The Army’s Recent Recruiting Gains
Army data shows that recruitment has been steadily rising over the past year, peaking in August 2024—months before the November election. Officials closely monitor these figures as part of ongoing efforts to strengthen enlistment.
A key factor behind the Army’s recent recruiting gains is the Future Soldier Prep Course, launched in August 2022 at Fort Jackson, South Carolina. The program provides lower-performing recruits with up to 90 days of academic and fitness training, helping them meet enlistment standards before advancing to basic training.

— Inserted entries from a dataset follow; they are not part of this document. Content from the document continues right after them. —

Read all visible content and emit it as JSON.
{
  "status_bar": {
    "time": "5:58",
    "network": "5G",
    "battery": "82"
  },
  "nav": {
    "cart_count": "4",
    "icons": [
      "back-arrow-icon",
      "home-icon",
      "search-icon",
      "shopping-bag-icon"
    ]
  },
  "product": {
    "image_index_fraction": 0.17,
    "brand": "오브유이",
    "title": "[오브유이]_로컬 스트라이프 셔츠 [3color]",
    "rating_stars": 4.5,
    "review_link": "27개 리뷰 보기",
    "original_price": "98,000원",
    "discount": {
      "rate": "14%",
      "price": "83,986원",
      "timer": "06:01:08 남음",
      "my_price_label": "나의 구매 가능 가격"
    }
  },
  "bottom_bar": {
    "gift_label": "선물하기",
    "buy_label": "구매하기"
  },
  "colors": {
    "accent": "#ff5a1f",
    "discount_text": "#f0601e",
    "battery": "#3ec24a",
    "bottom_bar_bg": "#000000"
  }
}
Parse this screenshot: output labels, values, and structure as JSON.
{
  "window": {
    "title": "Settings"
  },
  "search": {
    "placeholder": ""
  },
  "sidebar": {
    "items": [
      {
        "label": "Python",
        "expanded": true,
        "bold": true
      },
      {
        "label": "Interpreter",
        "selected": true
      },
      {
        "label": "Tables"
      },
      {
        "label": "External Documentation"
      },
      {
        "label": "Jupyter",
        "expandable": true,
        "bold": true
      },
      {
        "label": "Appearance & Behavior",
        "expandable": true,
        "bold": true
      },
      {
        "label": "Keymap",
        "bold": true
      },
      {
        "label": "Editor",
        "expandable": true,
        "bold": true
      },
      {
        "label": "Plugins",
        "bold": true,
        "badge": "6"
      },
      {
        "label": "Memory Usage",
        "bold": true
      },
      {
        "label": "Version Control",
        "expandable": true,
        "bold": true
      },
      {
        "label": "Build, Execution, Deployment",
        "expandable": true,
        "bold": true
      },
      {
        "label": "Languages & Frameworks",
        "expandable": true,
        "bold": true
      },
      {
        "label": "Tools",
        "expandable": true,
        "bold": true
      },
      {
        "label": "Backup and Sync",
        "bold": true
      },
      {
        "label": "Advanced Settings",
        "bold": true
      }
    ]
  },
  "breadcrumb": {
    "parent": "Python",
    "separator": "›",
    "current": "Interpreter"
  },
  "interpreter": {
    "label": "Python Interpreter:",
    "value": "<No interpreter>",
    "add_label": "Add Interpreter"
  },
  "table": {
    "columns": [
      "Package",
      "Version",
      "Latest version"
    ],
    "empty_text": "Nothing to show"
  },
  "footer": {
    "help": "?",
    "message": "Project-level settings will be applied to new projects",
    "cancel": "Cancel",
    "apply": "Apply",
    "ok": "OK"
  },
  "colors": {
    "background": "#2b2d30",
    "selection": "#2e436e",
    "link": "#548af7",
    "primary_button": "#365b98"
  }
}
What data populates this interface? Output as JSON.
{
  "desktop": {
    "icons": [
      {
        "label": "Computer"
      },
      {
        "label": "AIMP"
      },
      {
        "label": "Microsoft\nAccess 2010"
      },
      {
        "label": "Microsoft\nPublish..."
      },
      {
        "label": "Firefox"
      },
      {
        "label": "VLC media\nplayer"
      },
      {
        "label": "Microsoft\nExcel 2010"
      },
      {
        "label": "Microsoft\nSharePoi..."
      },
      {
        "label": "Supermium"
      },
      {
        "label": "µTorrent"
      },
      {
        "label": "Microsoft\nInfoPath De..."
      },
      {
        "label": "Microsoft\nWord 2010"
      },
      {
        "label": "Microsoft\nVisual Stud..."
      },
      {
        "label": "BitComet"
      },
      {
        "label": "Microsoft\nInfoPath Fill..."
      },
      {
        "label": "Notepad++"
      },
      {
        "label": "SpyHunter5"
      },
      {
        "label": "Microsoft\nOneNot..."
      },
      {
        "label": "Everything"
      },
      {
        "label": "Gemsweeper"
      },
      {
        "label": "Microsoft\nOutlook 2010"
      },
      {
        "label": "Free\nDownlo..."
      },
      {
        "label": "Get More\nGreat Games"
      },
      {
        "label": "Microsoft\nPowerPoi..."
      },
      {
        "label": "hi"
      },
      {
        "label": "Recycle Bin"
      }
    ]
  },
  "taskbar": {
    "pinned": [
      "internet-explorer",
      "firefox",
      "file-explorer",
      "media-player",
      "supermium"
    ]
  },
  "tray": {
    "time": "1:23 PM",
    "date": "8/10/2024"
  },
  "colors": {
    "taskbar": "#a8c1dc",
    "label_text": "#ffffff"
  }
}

Only 23 percent of young adults meet the military’s physical, mental, and moral standards for enlistment without requiring a waiver. Disqualifying factors range from drug use and criminal records to gang affiliations. The challenge was compounded by the pandemic, which disrupted recruitment by shutting down enlistment stations and limiting the military’s traditional outreach efforts in schools and public events.
The Army faced a severe recruitment shortfall in 2022, missing its 60,000-enlistment target by 15,000. The following year, the service recruited just over 50,000 new soldiers—well below its ambitious goal of 65,000.
In 2023, the Navy and Air Force fell short of their recruitment targets, while the Marine Corps and the Space Force—by far the smallest branch—continued to meet their enlistment goals.
What People Are Saying
Retired Major General Dennis Laich, who served 35 years in the Army Reserve, in a 2024 Newsweek op-ed wrote: “The U.S. military is in a crisis. Through the second month of FY2024, active Army and Navy recruitment fell 30-40 percent short of recruiting goals. Army Reserves, Navy Reserves, and Air National Guard recruitment fell by 20 percent or more.”
He added: “These numbers are a continuation of a grim trend. Over the last decade, the propensity to serve has declined from 15 percent to 9 percent, while the proportion of recruiting-age Americans qualified for service has fallen from 30 percent to 23 percent. There is a growing disconnect between servicemembers and civilian society, as less than 1 percent of Americans actively serve and the number of living veterans could decrease by upwards of 34 percent over the next 25 years.”
What Happens Next
Hegseth has pledged to purge what he calls “woke” programs and personnel from the military.
This article includes reporting from the Associated Press.